GoJelly: The researchers will focus on identifying the species that produces the most mucus, and to find effective harvesting methods for the recovery and storage of the jellyfish.Immage by Pexels.com.

Researchers are hunting microplastic with jellyfish

In the innovative EU project GoJelly, researchers are working to solve the micro-plastic challenge by using nature itself.

The project is led by the German Geomar Helmholtz Center for Ocean Research, but the Norwegian research institute SINTEF and NTNU (The Norwegian University of Science and Technology) are involved in the hunt for jellyfish with a talent for catching microplastics.

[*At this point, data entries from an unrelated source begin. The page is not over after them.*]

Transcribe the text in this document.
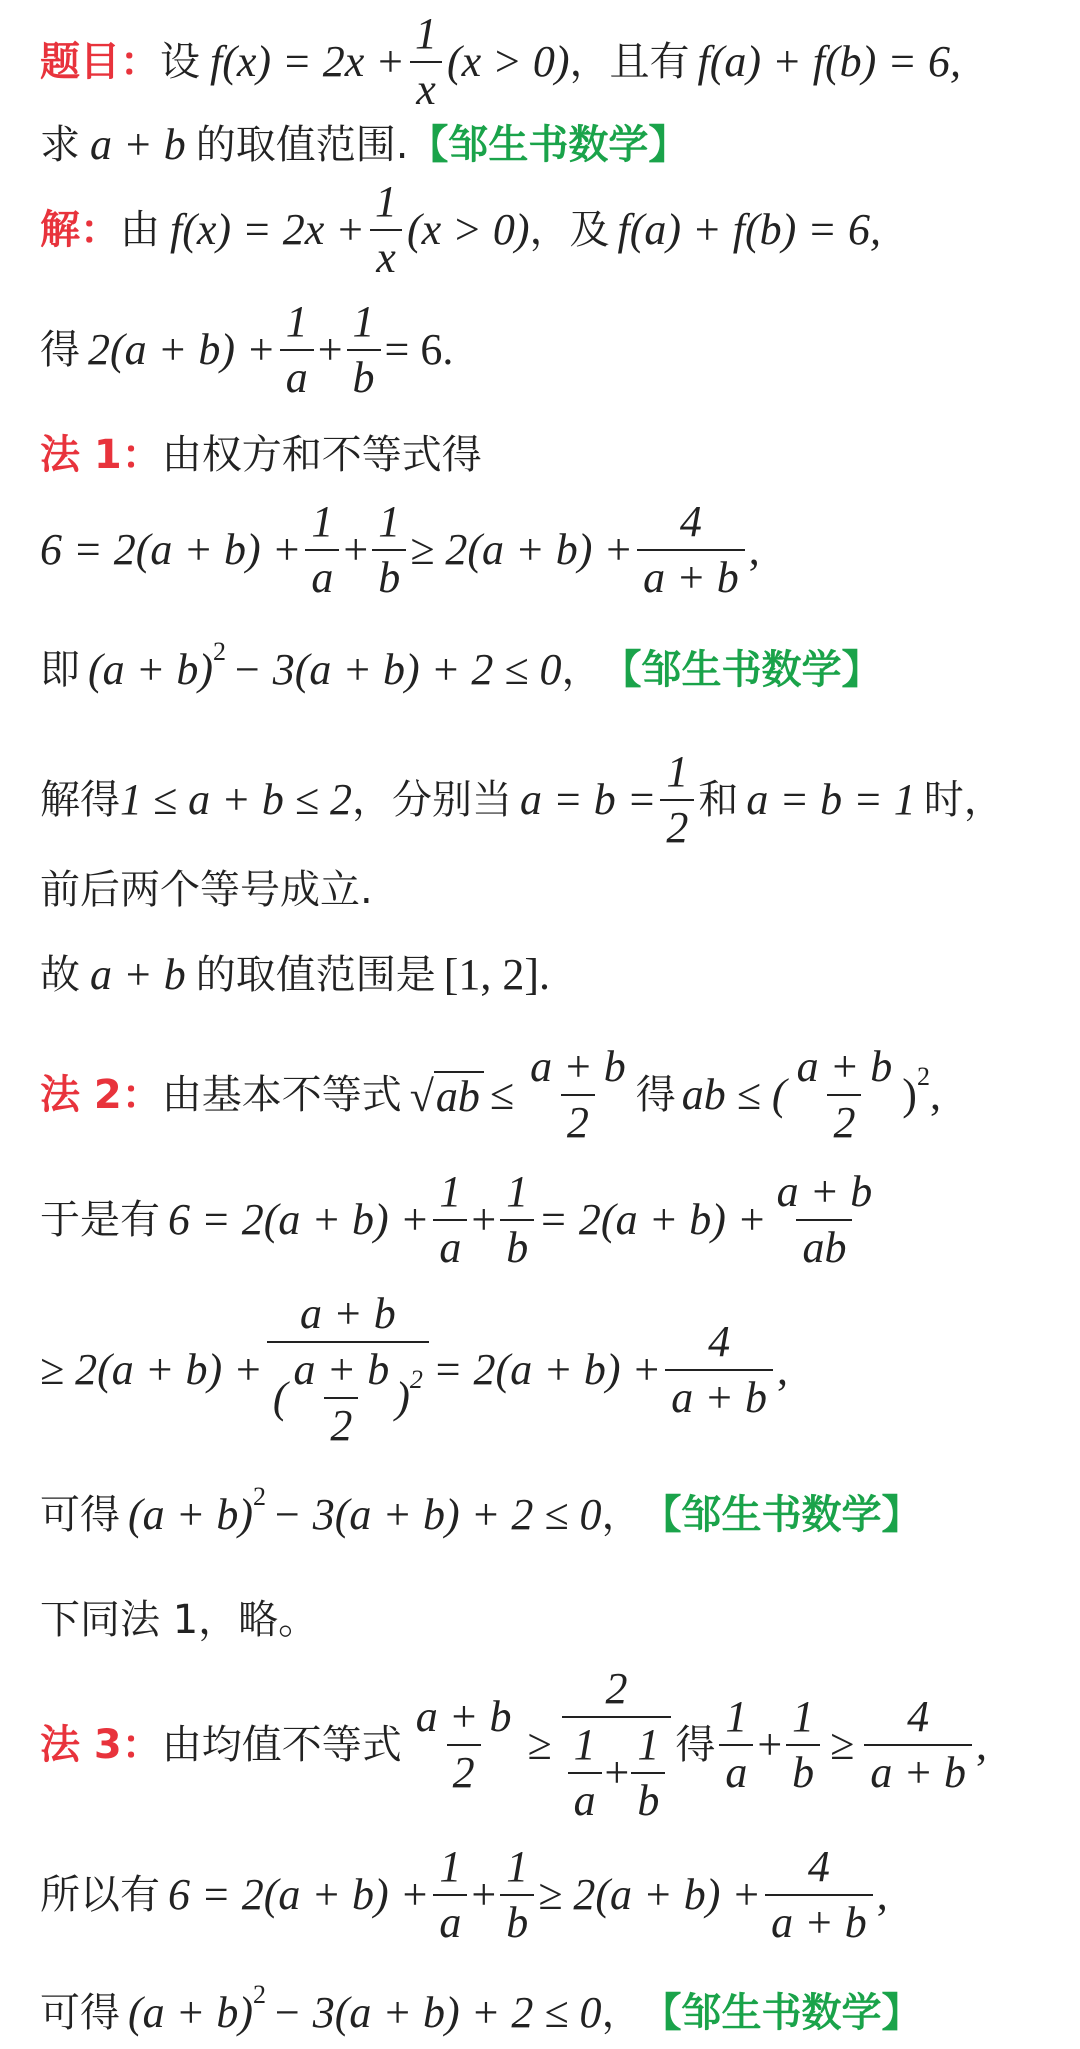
题目： 设 $f(x) = 2x + \frac{1}{x} (x > 0)$ ，且有 f(a) + f(b) = 6,
求 a + b 的取值范围. 【邹生书数学】
解： 由 $f(x) = 2x + \frac{1}{x} (x > 0)$ ，及 f(a) + f(b) = 6,
得 $2(a + b) + \frac{1}{a} + \frac{1}{b} = 6$.
法 1： 由权方和不等式得
$6 = 2(a + b) + \frac{1}{a} + \frac{1}{b} \ge 2(a + b) + \frac{4}{a + b}$ ,
即 (a + b) 2 − 3(a + b) + 2 ≤ 0 ， 【邹生书数学】
解得 1 ≤ a + b ≤ 2 ，分别当 $a = b = \frac{1}{2}$ 和 a = b = 1 时，
前后两个等号成立.
故 a + b 的取值范围是 [1, 2].
法 2： 由基本不等式 √ ab ≤ $\frac{a + b}{2}$ 得 ab ≤ ( $\frac{a + b}{2}$ ) 2 ,
于是有 $6 = 2(a + b) + \frac{1}{a} + \frac{1}{b} = 2(a + b) + \frac{a + b}{ab}$
≥ $2(a + b) + \frac{a + b}{( \frac{a + b}{2} ) 2} = 2(a + b) + \frac{4}{a + b}$ ,
可得 (a + b) 2 − 3(a + b) + 2 ≤ 0 ， 【邹生书数学】
下同法 1，略。
法 3： 由均值不等式 $\frac{a + b}{2} \ge \frac{2}{\frac{1}{a} + \frac{1}{b}}$ 得 $\frac{1}{a} + \frac{1}{b} \ge \frac{4}{a + b}$ ,
所以有 $6 = 2(a + b) + \frac{1}{a} + \frac{1}{b} \ge 2(a + b) + \frac{4}{a + b}$ ,
可得 (a + b) 2 − 3(a + b) + 2 ≤ 0 ， 【邹生书数学】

GoJelly’s goal is to develop a so-called biofilter of the mucus produced by the jellyfish. The mucus can actually adsorb both micro and nanoplastics. The idea is that the biofilter should be used in, for example, municipal water treatment plants to stop plastic particles from getting into the sea.

In GoJelly, researchers at NTNU and SINTEF will work together with researchers and fishermen from all over Europe to harvest jellyfish in different European marine areas. In Norway the Periphylla periphylla (Crown Jellyfish), which lives in Trondheimsfjorden, targets the harvest.

The researchers will focus on identifying species that produces the most mucus, and to find effective methods for harvesting and storage of the jellyfish. The functionality and capacity of the filter will also be investigated. In addition, the project will drive the cultivation of jellyfish to provide itself with both research material and enough jellyfish for biofilter and other manet products. Jellyfish can also be used for human food, feed, fertilizer and cosmetics.